As the paper notes, this has important implications for debt sustainability. The effect of reductions in public expenditure on debt sustainability now become contingent on what types of expenditure are being reduced: a reduction in liabilities may worsen the balance sheet if it is achieved by a reduction in productive assets. Superficially, this may suggest that the key distinction in public accounts is between recurrent and capital expenditures. However, this alone is insufficient: the critical issue is the consequence of public investment for economic growth, and in particular for that part of economic growth that generates future taxable revenues. At a minimum, public investment needs to be disaggregated into social and economic projects. Investments in the social sectors raise well-being, but may not raise taxable income. Indeed, on the contrary, they may indirectly increase claims on public expenditure, most evidently through the recurrent costs necessary to operate them. But even this disaggregation is insufficient. A serious analysis of debt sustainability must rest on unbiased estimates of the likely economic returns on public investment projects. This is difficult both technically and politically. Technically, the best that economics can offer is cost-benefit analysis, but this tends to be biased against large projects and this has cumulative consequences. For example, Britain, which has relied on such an approach, has manifestly inferior transport infrastructure to France, with its willingness to undertake transformational infrastructure projects that ex ante cannot readily be assessed. Politically, cost-benefit analysis is difficult because it requires politicians to defer to technocratic choices. Currently there are moves in some OECD countries towards independent bureaus for budgetary assessment, and this seems desirable. Potentially, it could defend the public capital stock against attempts to reduce public liabilities by cutting productive public investment.

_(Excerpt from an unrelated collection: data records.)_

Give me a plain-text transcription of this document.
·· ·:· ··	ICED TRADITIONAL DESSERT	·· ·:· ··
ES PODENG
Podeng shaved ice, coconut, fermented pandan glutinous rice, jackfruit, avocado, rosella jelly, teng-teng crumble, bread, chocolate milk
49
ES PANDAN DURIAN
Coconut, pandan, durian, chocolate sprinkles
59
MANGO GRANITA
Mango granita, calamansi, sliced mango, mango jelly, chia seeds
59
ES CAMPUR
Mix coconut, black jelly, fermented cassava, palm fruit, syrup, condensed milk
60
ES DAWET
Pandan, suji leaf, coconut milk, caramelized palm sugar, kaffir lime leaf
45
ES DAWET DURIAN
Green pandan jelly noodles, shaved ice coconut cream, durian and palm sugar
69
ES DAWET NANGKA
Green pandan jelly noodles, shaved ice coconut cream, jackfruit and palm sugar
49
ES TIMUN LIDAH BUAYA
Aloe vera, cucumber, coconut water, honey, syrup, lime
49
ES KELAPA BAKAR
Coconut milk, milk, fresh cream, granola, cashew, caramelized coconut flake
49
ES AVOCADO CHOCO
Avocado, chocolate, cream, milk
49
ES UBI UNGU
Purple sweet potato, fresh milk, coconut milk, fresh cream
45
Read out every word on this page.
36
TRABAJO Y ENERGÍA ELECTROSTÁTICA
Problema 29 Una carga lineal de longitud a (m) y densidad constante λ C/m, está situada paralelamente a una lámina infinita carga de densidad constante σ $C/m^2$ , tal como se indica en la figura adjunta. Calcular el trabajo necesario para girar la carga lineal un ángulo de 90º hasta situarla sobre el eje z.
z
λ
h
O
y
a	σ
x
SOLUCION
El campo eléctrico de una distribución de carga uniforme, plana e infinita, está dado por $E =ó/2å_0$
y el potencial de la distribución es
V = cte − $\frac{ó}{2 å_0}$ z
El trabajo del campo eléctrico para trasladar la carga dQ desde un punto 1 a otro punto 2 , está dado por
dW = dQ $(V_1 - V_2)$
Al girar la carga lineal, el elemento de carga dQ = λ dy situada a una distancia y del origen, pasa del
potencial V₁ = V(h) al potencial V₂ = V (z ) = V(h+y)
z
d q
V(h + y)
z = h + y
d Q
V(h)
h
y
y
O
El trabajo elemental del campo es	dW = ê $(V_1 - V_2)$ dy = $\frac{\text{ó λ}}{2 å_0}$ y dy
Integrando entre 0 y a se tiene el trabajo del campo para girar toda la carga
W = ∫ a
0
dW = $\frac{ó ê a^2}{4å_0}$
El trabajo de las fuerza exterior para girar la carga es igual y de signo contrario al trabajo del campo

The new IMF analysis also has important implications for developing countries. In those countries with sub-optimal public capital stocks, it licenses the government to finance increased public investment with increased borrowing, including borrowing on commercial terms. This would reverse the long-standing IMF position that developing countries with IMF Programmes should not borrow commercially. The new analysis is timely because the world is awash with liquidity. The rate of interest is at a historically low level, and the OECD countries are no longer seen automatically as safe havens. Further, as a result of the Jubilee campaign of debt forgiveness, many developing countries have very low levels of debt. Hence, there has seldom been a more propitious time for those developing countries that lack public capital to raise the finance to acquire it. This brings to the fore an issue which has not been a priority. The ability to finance public investment is not synonymous with the ability to undertake it efficiently. The efficient management of investment will be the key economic agenda of the coming decade.